Connection Services use memoize() from functools-kit to cache Client instances by schema name:

// StrategyConnectionService.getStrategy() implementation pattern:
const memoizedFactory = memoize((strategyName: string) => {
const schema = this.strategySchemaService.getSchema(strategyName);
return new ClientStrategy({ ...schema, logger, execution, ... });
});

// First call with "my-strategy" creates instance
// Subsequent calls return cached instance

This pattern applies to all Connection Services:

  • StrategyConnectionService.getStrategy(strategyName)
  • ExchangeConnectionService.getExchange(exchangeName)
  • FrameConnectionService.getFrame(frameName)
  • RiskConnectionService.getRisk(riskName)
  • PartialConnectionService.getPartial(symbol)

The framework uses di-scoped library to propagate execution context implicitly without explicit parameter passing.

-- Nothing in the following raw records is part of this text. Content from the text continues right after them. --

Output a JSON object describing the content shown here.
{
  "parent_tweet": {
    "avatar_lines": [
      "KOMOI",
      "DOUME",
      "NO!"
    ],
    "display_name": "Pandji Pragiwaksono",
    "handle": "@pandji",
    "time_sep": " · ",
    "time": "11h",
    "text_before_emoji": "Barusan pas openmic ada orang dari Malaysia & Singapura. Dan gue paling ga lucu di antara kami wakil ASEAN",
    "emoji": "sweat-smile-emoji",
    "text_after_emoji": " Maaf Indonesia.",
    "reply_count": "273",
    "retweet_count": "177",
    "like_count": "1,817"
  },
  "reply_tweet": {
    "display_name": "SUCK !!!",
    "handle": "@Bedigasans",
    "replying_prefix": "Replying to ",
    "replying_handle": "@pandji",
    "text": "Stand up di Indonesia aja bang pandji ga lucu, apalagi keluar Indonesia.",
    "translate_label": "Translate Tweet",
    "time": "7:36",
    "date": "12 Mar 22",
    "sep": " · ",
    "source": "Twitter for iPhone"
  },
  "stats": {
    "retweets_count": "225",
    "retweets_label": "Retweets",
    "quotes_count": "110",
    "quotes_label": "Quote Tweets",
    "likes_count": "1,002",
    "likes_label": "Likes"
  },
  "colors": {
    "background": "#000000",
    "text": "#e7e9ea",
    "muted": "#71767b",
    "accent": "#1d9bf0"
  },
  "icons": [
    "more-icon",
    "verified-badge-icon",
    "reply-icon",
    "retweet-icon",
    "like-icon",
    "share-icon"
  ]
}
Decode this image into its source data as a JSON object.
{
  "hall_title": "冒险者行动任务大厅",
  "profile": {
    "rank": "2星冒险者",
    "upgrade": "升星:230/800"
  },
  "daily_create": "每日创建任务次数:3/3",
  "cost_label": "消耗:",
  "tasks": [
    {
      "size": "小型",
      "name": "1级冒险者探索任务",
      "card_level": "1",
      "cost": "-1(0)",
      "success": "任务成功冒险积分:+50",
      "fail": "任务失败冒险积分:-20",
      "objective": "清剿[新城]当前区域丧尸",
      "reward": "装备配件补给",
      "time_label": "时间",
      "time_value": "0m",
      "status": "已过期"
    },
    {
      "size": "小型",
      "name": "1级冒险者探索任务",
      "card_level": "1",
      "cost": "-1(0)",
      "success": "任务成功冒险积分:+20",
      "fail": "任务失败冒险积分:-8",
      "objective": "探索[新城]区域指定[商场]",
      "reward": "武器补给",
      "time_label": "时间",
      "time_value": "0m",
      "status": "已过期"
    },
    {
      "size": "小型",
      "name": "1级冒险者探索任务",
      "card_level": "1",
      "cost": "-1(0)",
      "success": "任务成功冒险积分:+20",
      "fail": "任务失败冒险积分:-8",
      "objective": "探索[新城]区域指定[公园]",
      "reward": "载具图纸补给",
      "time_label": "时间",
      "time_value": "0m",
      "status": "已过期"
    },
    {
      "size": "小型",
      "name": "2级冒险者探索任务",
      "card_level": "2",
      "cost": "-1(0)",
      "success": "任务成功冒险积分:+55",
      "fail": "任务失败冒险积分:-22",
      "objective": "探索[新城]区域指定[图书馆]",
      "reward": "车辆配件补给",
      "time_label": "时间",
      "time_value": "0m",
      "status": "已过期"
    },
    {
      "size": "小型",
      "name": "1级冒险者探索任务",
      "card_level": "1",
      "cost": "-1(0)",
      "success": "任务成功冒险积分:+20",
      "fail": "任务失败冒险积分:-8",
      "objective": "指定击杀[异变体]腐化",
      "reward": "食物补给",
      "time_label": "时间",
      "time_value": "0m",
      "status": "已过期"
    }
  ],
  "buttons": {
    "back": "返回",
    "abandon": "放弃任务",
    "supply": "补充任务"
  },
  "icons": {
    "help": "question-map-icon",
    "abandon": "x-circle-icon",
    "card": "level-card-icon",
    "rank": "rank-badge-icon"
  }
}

This enables clean strategy code that doesn't need to know about framework internals.

Two context services manage different aspects of execution:

ExecutionContextService wraps IExecutionContext:

  • symbol: Trading pair (e.g., "BTCUSDT")
  • when: Current timestamp (historical for backtest, Date.now() for live)
  • backtest: Boolean flag controlling behavior throughout system

MethodContextService wraps IMethodContext:

  • strategyName: Which IStrategySchema to retrieve
  • exchangeName: Which IExchangeSchema to retrieve
  • frameName: Which IFrameSchema to retrieve (empty string for live mode)

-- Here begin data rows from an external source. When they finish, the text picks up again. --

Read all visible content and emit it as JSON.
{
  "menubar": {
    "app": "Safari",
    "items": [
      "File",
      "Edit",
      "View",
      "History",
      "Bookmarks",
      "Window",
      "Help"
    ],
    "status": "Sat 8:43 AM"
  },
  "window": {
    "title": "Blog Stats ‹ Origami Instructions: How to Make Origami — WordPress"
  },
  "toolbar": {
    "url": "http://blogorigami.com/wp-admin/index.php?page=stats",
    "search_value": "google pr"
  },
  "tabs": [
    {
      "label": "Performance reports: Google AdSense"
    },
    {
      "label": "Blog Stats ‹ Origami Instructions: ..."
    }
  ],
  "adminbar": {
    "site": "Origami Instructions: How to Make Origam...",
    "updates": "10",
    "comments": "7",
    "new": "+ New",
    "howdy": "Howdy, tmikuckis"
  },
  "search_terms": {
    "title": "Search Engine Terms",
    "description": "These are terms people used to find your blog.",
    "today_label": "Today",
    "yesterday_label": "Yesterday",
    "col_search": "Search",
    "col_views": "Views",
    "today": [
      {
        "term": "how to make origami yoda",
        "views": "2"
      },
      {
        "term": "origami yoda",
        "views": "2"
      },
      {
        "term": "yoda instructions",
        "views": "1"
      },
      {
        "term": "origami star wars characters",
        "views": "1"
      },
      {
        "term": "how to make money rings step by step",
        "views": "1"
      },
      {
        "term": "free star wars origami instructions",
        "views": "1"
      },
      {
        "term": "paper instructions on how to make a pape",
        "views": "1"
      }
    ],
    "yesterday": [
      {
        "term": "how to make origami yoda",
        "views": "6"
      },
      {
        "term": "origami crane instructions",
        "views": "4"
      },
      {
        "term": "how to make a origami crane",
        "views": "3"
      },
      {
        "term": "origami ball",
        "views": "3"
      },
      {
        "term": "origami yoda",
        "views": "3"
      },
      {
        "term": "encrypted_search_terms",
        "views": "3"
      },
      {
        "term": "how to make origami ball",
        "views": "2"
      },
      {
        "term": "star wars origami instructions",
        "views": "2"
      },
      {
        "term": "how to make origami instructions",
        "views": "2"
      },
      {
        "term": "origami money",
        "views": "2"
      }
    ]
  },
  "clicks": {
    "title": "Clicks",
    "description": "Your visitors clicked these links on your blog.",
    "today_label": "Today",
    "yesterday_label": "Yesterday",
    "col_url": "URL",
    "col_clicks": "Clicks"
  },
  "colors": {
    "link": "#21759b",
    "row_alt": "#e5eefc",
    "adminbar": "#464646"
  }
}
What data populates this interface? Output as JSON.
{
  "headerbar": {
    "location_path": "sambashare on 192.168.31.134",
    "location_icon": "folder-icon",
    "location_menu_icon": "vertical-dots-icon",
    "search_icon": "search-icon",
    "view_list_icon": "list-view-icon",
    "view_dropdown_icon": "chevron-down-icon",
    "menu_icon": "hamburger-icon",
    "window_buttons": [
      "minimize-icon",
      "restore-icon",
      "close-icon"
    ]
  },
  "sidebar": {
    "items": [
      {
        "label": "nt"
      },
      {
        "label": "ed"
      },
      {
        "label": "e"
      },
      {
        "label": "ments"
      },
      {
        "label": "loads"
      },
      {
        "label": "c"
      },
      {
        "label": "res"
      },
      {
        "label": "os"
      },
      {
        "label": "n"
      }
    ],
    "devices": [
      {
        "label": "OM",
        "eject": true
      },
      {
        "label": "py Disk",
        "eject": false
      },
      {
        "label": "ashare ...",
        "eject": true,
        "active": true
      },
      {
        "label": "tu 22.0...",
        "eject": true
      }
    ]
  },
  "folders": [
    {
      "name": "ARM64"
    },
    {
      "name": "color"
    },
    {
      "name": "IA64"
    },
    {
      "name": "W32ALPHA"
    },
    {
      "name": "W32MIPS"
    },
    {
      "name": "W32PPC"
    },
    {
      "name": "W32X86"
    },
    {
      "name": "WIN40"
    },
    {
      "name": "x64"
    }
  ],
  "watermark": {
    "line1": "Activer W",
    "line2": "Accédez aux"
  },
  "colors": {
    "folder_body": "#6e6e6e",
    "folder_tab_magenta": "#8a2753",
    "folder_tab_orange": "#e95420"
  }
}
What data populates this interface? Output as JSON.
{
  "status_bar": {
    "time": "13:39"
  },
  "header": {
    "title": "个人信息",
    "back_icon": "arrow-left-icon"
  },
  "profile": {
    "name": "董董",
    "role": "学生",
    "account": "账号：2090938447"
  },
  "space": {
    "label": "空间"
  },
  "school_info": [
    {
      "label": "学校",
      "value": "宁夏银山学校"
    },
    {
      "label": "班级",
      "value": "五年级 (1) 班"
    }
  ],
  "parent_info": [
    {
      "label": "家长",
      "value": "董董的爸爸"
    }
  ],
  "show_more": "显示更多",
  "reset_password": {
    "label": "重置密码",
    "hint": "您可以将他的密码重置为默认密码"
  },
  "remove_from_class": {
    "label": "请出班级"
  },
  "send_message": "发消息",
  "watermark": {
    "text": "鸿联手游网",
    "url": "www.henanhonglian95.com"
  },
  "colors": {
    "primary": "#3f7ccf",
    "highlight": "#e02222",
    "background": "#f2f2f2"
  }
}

Both services use di-scoped for async-safe context propagation:

// ExecutionContextService extends di-scoped pattern
export const ExecutionContextService = scopedClass<IExecutionContext>();

// Usage in Logic Services
ExecutionContextService.runInContext(async () => {
// All code here can access executionContextService.context
await strategy.tick(symbol);
}, { symbol, when, backtest });

Connection Services access both contexts to route requests:

// ExchangeConnectionService.getExchange() pattern
const methodContext = this.methodContextService.context;
const executionContext = this.executionContextService.context;

// Use methodContext.exchangeName to get schema
const schema = this.exchangeSchemaService.getSchema(methodContext.exchangeName);

// Pass executionContext to Client constructor for runtime behavior
return new ClientExchange({ ...schema, execution: executionContext });

This two-context design separates:

  • What to execute (MethodContext: which schemas)
  • When/How to execute (ExecutionContext: runtime parameters)

Mermaid Diagram

This pattern enables clean strategy code without framework boilerplate:

// Strategy author writes:
const candles = await getCandles(symbol, interval, limit);

// Framework automatically injects:
// - executionContext.when (which timestamp to query)
// - methodContext.exchangeName (which exchange to use)
// - executionContext.backtest (historical vs real-time data)

For detailed context propagation mechanics, see Context Propagation.